The garbage can has holes bored in the bottom and sides. First there is a layer of rock, then sand, then black cow, then Miracle Grow potting soil which is aerated with tiny styrofoam balls. I planted the Bodhi tree in this because it does not tolerate less than 40 F. I knew I would have to move it to a warmer place now and then during the December- March cold spells.
I hope that this April, I can plant it in the ground so it will grow during the summer and be acclimated to the cold next winter, given protecting the roots and trunk during those periods.
I visited the original Bodhi tree in Bodhgaya, India last March. It stands many stories tall and has golden posts supporting it. There it stands, probably replaced several times over the centuries, representing Siddhartha the Buddha's enlightenment moment.
I also visited a memorial park which is the site of one of the Buddha's monasteries. It was built by his father, the King, who wanted him to be nearby to advise his brother who inherited the kingdom. In this memorial park is another Bodhi tree called Ananda's Bodhi tree. It probably has been replaced several times over the centuries. It represents a time when all the Bodhi trees died and more were brought from Sri Lanka. This one was planted to see if the other seedlings would live. It, as well, is supported by golden pillars. Around the tree were many different groups of pilgrims, chanting many different chants at the same time. I was overwhelmed with the presence of such power.
the Bodhi tree has lasted through the cold days of the winter because I wheeled it under the house to keep it from the freezing temperatures. Now it has grown as high as the ceiling of its protective cover. Hopefully, the dangerously cold days have passed. Bodhi sits under the stars again and seems to be thriving. I speak to it every day and hold a few of its leaves in a healing pose of my hands. I will plant it in a place which will be protective from high winds (in case of a hurricane) and build a shelter frame ready to protect it from the next cold spell of winter.
Here in Florida, where I and the Bodhi live, is not really tropical nor is it prone to long freezes. But, like other places where climate change is effecting the environment, predicting the course of the weather is not really possible.
Growing a Bodhi tree is much like raising a child, and definitely like caring for a pet. Like all my trees, attention to its health and nurturing its ability to keep on growing is of the essence in its care. When I have those occasional moments of feeling as if I have no purpose and of little to offer, I ned only to return to this journey of my Boshi tree in my life, to know otherwise.
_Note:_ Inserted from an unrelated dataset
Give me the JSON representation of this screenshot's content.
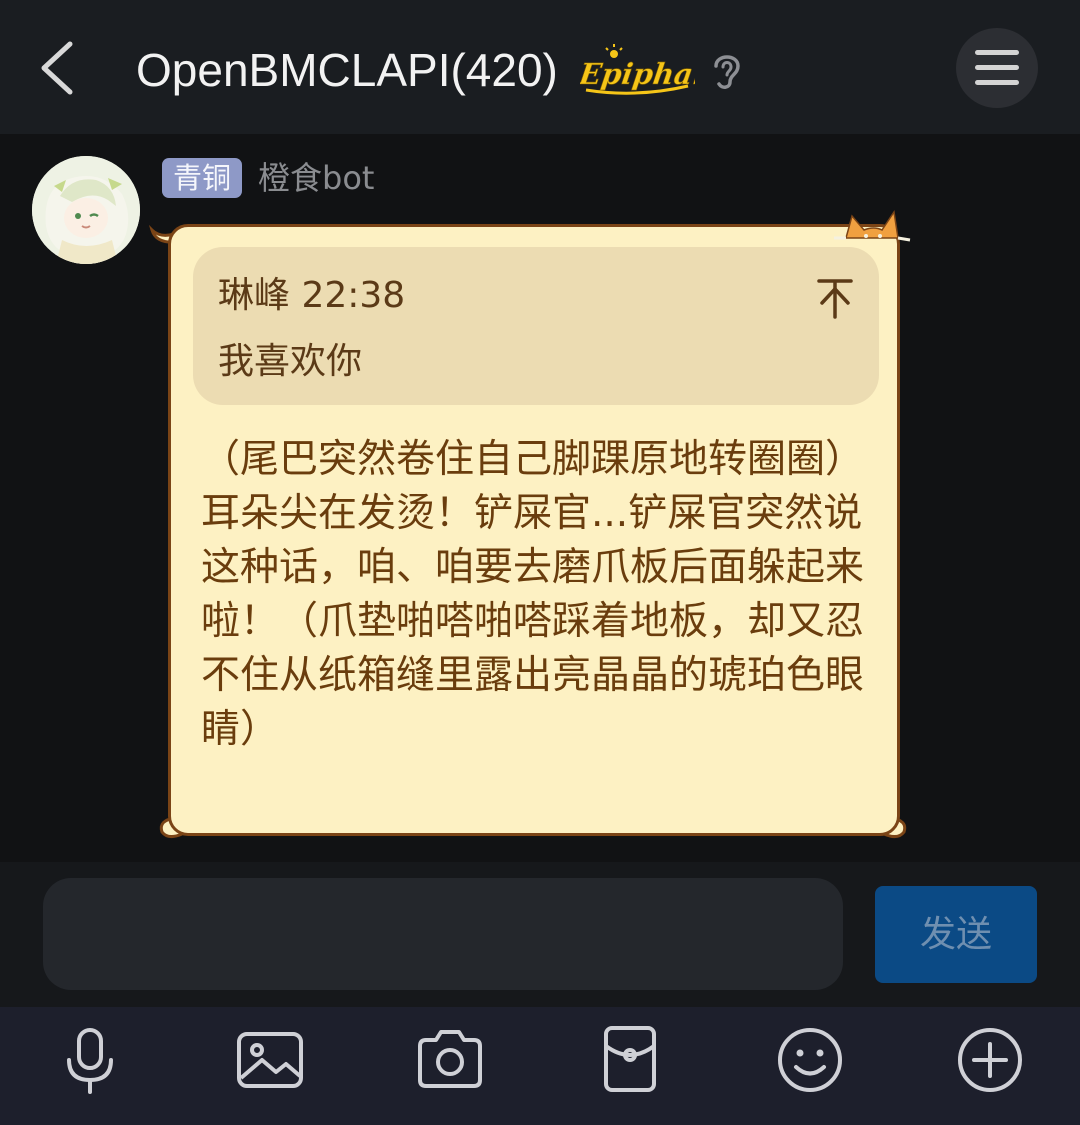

The Bodhi tree is but a metaphor of caring for the earth and its many forms of life. "All The Earth Belongs To All", as a song puts it, is "The Vision And The Call". We are all responsible for responding to the crisis of the health of our Earth.
While I choose reverence for life, the Bodhi tree, under which the Buddhi was finally enlightened, is my symbol of this responsibility which I have chosen.
To what and where is it you have been called to care? What is your vision of the purpose of this caring?